Magnetic Resonance Spectroscopy
MRS is a relatively new technique that, by enabling measurement of ATP, lactate levels, and pH at discrete locations within the brain [Dunbabin DW, Sandercock PAG, 1991], can distinguish areas that have no viable neurons from areas that may be salvageable (i.e., the ischemic penumbra) [Feiber SR, et al. J Neurol. 1990;237:156].
DWI involves measuring the diffusion of water molecules over short distances. The apparent diffusion coefficient of water is reduced in areas of ischemia within minutes after onset. DWI studies obtained 2 to hours after stroke onset have demonstrated the ischemic region, while standard MRI studies did not. Subsequent MRI and CT scans confirm the nature of the abnormal areas on the DWI study. Thus, DWI can detect areas of ischemic brain injury more quickly than standard MRI or CT. This technique may substantially improve the initial diagnostic accuracy and potentially provide a method for evaluating the effects of the therapeutic interventions on the ischemic region [Minematsu K, et al. Neurology. 1993;43:397-403. Lo EH, et al. J Cereb Blood Flow Metab. 1994;14:597-603].

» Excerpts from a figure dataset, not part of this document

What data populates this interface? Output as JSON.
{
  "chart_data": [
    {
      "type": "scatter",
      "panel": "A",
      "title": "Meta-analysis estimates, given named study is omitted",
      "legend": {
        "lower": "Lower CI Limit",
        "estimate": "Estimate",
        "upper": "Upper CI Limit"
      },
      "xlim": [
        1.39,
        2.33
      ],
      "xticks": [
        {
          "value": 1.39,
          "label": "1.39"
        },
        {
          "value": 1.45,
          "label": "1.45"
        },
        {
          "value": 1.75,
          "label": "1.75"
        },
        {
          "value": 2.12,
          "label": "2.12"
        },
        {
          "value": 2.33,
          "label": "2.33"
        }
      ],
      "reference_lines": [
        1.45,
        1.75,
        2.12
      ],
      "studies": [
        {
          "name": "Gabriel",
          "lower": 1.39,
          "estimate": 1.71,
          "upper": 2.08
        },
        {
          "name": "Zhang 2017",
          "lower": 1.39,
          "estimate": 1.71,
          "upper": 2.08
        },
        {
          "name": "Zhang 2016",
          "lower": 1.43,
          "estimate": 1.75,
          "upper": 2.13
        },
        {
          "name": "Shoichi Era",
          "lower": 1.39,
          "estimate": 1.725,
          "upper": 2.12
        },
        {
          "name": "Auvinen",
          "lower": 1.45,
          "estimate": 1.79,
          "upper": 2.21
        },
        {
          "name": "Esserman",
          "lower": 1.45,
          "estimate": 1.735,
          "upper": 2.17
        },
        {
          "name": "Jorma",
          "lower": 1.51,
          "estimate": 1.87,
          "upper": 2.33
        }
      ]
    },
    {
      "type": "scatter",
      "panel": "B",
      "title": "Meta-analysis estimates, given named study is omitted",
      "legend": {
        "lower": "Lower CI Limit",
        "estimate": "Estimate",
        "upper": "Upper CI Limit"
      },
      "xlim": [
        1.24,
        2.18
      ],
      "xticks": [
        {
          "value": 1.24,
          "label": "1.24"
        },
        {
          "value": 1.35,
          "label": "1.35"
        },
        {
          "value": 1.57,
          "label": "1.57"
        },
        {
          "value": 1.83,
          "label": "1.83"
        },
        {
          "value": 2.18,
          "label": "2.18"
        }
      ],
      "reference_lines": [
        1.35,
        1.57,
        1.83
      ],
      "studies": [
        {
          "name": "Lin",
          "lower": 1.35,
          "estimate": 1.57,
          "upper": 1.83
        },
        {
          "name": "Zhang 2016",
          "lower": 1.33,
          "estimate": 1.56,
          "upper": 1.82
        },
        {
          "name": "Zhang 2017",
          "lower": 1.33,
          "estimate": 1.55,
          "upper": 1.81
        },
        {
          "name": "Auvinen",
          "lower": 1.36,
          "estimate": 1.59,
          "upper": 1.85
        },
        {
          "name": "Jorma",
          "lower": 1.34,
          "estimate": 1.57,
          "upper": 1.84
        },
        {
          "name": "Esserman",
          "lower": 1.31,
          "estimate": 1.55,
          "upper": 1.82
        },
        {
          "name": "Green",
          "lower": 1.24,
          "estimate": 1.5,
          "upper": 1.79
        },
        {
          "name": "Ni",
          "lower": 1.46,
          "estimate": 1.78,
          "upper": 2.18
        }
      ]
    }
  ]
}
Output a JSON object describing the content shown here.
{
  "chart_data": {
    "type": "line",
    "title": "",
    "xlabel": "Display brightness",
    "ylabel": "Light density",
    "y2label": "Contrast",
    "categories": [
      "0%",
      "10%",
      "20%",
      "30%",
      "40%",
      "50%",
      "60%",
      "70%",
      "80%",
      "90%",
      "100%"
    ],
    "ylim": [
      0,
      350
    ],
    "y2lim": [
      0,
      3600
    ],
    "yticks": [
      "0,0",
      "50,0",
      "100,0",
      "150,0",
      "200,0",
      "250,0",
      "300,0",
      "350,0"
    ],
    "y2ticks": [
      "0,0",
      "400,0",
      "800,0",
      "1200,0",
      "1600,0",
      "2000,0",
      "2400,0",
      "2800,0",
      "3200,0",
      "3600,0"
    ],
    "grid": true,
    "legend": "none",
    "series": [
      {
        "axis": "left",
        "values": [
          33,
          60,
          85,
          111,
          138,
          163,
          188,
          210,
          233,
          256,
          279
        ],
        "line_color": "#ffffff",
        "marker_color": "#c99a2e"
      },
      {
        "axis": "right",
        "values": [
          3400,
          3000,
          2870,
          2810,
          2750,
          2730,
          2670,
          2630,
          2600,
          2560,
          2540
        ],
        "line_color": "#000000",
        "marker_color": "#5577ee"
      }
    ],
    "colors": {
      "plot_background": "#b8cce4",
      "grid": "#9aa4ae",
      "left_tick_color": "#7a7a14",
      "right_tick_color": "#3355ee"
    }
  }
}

Perfusion imaging is usually performed by injecting a contrast agent and then obtaining a rapid series of MRIs using an ultrafast technique. The images track the passage of the contrast agent through the brain. This technique can be used to assess cerebral blood flow and blood volume in various brain regions. Ultrafast MRI techniques are currently used in research setting [Minematsu K, et al. 1993].